Analyzing multiple images¶
The point of creating an image processing pipeline was to be able to easily analyze multiple images. We can do that now by using a simple for loop. First we create a list of files we want to analyze and that we can see here and here.
files_to_analyze = [
'https://github.com/guiwitz/PyImageCourse_beginner/raw/master/images/46658_784_B12_1.tif',
'https://github.com/guiwitz/PyImageCourse_beginner/raw/master/images/27897_273_C8_2.tif'
]
Now we create a for
loop that will go through this list of files and analyze each of them with our function. To learn more about for
loops visit the next chapter on Logical Flow. Before the loop, we create an empty list that is going to be filled with the output of the function. We also add to the output DataFrame a column with the filename that we can recover by splitting the address files_to_analyze[0].split('/')[-1]
. Note that the split
function is a method of string objects that allows to split string where we find a certain character (here /):
all_tables = []
for file in files_to_analyze:
#use the function
new_table = my_pipeline(file)
#add image index
new_table['filename'] = file.split('/')[-1]
#append the result to the list
all_tables.append(new_table)
Finally we can concatenate our results into a single table.
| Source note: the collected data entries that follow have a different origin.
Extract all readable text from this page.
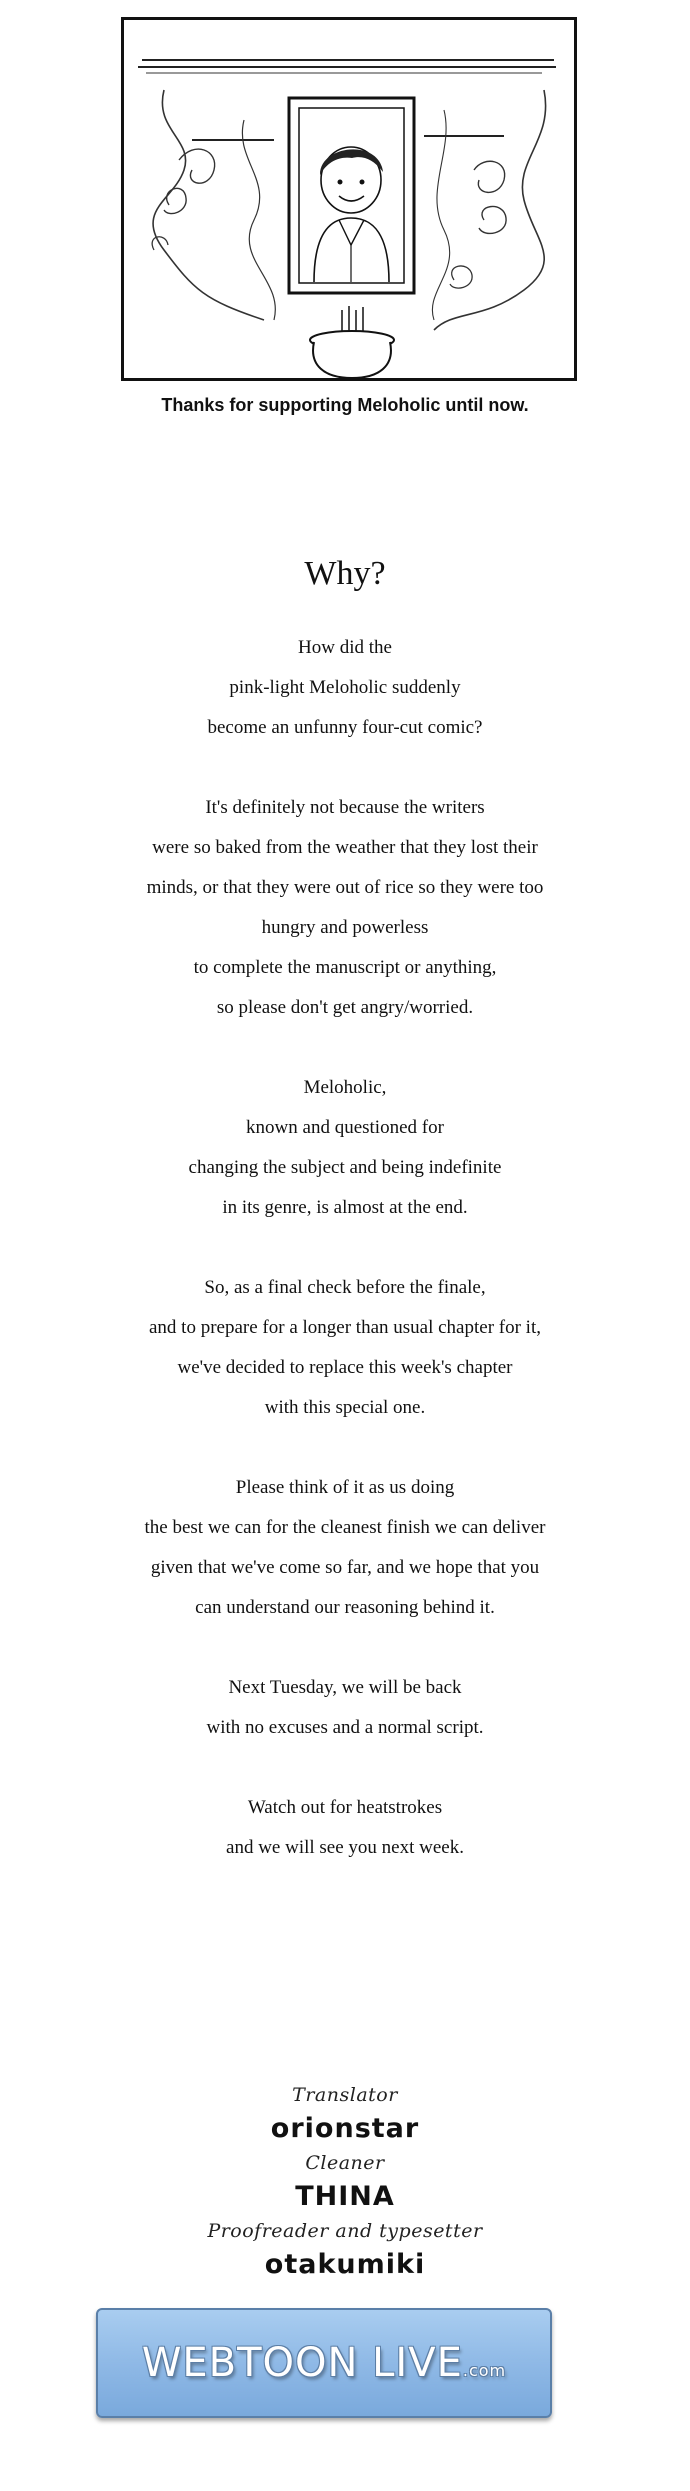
Thanks for supporting Meloholic until now.
Why?
How did the
pink-light Meloholic suddenly
become an unfunny four-cut comic?
It's definitely not because the writers
were so baked from the weather that they lost their
minds, or that they were out of rice so they were too
hungry and powerless
to complete the manuscript or anything,
so please don't get angry/worried.
Meloholic,
known and questioned for
changing the subject and being indefinite
in its genre, is almost at the end.
So, as a final check before the finale,
and to prepare for a longer than usual chapter for it,
we've decided to replace this week's chapter
with this special one.
Please think of it as us doing
the best we can for the cleanest finish we can deliver
given that we've come so far, and we hope that you
can understand our reasoning behind it.
Next Tuesday, we will be back
with no excuses and a normal script.
Watch out for heatstrokes
and we will see you next week.
Translator
orionstar
Cleaner
THINA
Proofreader and typesetter
otakumiki
WEBTOON LIVE.com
For this we use a Pandas function called concat
which just glues two DataFrames together:
complete_info = pd.concat(all_tables)
complete_info
label | area | mean_intensity | filename | |
---|---|---|---|---|
0 | 1 | 4221 | 79.265103 | 46658_784_B12_1.tif |
1 | 2 | 8386 | 65.997734 | 46658_784_B12_1.tif |
2 | 3 | 18258 | 70.261091 | 46658_784_B12_1.tif |
3 | 4 | 4043 | 63.026713 | 46658_784_B12_1.tif |
4 | 5 | 73 | 47.438356 | 46658_784_B12_1.tif |
5 | 6 | 49056 | 53.714510 | 46658_784_B12_1.tif |
6 | 7 | 45671 | 53.807099 | 46658_784_B12_1.tif |
7 | 8 | 20537 | 70.453912 | 46658_784_B12_1.tif |
8 | 9 | 46853 | 66.137729 | 46658_784_B12_1.tif |
9 | 10 | 43277 | 41.412552 | 46658_784_B12_1.tif |
10 | 11 | 40768 | 58.675039 | 46658_784_B12_1.tif |
11 | 12 | 15090 | 44.198144 | 46658_784_B12_1.tif |
12 | 13 | 35404 | 74.771551 | 46658_784_B12_1.tif |
13 | 14 | 47642 | 41.701902 | 46658_784_B12_1.tif |
14 | 15 | 54978 | 35.904107 | 46658_784_B12_1.tif |
15 | 16 | 26774 | 53.077874 | 46658_784_B12_1.tif |
16 | 17 | 4 | 112.000000 | 46658_784_B12_1.tif |
17 | 18 | 812 | 102.986453 | 46658_784_B12_1.tif |
18 | 19 | 54298 | 56.110207 | 46658_784_B12_1.tif |
19 | 20 | 29638 | 66.283791 | 46658_784_B12_1.tif |
0 | 1 | 31346 | 91.784279 | 27897_273_C8_2.tif |
1 | 2 | 1022 | 118.964775 | 27897_273_C8_2.tif |
2 | 3 | 32149 | 108.144048 | 27897_273_C8_2.tif |
3 | 4 | 21866 | 87.044407 | 27897_273_C8_2.tif |
4 | 5 | 25406 | 82.585177 | 27897_273_C8_2.tif |
5 | 6 | 26270 | 93.764675 | 27897_273_C8_2.tif |
6 | 7 | 19557 | 101.465102 | 27897_273_C8_2.tif |
7 | 8 | 2 | 20.500000 | 27897_273_C8_2.tif |
8 | 9 | 16367 | 70.146331 | 27897_273_C8_2.tif |
9 | 10 | 28357 | 77.683218 | 27897_273_C8_2.tif |
10 | 11 | 19552 | 73.210158 | 27897_273_C8_2.tif |
11 | 12 | 19288 | 75.883036 | 27897_273_C8_2.tif |
12 | 13 | 58364 | 87.722003 | 27897_273_C8_2.tif |
13 | 14 | 22228 | 105.550837 | 27897_273_C8_2.tif |
14 | 15 | 49020 | 73.625255 | 27897_273_C8_2.tif |
15 | 16 | 2009 | 68.762071 | 27897_273_C8_2.tif |
We can then check if there’s any difference in intensity in the nucleus between the two images:
plt.hist(all_tables[0]['mean_intensity'], bins = np.arange(0,150,10), color = 'red')
plt.hist(all_tables[1]['mean_intensity'], bins = np.arange(0,150,10), alpha = 0.5, color = 'blue')
plt.show()
Of course our actual goal is not just to measure the intensity within the nucleus but to compare the intensity inside and on the edge of the nuclei. This is demonstrated in the Demo notebooks.